Laughter, according to the professor, can be contagious.
So what does this mean for the chuckles found at a Christmas gathering?
"People laugh more when you know others," she says, "and you laugh more when you like them or love them."
When it comes to festive cracker jokes, she explains, the feel-good effect is more probable to be caused not by the gag itself, but from the response to it.
"The laughter is key. The joke is the dreadful Christmas cracker pun, and it's just a pretext to chuckle as a group."
The Search for the Ideal Festive Pun
Will we ever find the perfect joke?
Probably not, but that has not stopped experts from attempting to.
Years ago, a professor set up a research project for the planet's most humorous gag.
More than tens of thousands of jokes later, with scores provided by 350,000 people globally, he has a better understanding than many as to what works and what fails.
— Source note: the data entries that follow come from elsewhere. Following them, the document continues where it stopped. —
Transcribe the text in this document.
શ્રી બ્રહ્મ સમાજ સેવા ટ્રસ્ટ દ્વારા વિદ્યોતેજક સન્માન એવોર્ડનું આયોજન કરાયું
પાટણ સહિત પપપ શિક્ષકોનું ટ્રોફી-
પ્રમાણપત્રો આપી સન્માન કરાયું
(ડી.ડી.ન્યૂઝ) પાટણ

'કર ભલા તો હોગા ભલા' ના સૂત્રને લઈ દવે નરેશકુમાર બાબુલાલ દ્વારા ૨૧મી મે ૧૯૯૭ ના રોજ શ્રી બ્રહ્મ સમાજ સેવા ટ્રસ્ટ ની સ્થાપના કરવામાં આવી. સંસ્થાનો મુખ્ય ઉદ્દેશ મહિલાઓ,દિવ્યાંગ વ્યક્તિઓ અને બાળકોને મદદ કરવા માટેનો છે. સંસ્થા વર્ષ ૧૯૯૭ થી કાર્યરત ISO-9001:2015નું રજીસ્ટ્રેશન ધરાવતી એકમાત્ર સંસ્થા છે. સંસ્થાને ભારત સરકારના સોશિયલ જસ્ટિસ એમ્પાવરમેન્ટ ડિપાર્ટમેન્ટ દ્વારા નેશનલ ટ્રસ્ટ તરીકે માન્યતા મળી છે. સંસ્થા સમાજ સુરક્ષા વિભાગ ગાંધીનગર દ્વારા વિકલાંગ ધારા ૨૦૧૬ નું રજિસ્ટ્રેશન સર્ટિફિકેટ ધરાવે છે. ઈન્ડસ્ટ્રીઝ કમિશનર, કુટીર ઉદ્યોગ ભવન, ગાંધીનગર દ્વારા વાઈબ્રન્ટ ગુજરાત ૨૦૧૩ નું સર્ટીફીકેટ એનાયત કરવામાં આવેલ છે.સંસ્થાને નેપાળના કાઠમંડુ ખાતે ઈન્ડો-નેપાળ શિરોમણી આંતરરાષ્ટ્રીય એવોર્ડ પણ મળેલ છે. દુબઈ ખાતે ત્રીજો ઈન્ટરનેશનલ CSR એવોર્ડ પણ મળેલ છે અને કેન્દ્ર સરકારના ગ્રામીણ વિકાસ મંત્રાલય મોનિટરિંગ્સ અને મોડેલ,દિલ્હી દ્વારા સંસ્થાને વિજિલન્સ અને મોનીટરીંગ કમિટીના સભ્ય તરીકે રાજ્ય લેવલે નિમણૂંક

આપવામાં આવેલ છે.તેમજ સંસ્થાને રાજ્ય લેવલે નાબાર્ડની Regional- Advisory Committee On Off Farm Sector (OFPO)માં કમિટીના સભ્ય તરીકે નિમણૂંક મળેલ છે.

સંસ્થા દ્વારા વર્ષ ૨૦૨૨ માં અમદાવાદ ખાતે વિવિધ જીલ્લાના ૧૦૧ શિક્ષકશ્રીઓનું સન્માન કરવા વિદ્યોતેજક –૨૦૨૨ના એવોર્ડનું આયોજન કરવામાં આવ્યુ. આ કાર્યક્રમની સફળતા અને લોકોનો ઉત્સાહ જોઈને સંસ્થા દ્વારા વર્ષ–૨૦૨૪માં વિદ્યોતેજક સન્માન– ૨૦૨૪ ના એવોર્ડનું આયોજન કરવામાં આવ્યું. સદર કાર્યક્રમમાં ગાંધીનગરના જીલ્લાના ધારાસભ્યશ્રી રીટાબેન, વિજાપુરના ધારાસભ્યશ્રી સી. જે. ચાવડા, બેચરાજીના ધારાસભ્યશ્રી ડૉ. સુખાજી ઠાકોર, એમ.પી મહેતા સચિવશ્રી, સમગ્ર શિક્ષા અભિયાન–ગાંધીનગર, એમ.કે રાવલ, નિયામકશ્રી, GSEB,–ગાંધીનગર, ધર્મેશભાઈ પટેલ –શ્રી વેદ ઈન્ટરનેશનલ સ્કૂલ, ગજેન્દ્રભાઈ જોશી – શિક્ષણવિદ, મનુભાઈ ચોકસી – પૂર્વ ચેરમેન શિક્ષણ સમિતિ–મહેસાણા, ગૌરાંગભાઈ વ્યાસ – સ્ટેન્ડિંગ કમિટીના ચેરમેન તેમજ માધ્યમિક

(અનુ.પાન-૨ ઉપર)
The ideal festive cracker joke needs to be short, he says.
"They must also need to be bad gags, puns that cause us to moan," he adds.
The more "terrible" the gag, he says the more effective.
"This is because if no-one laughs – it's the joke's shortcoming, not your own.
"What's interesting about the holiday cracker jokes is that not one person find them funny.
"It creates a shared experience around the table and I think it's lovely."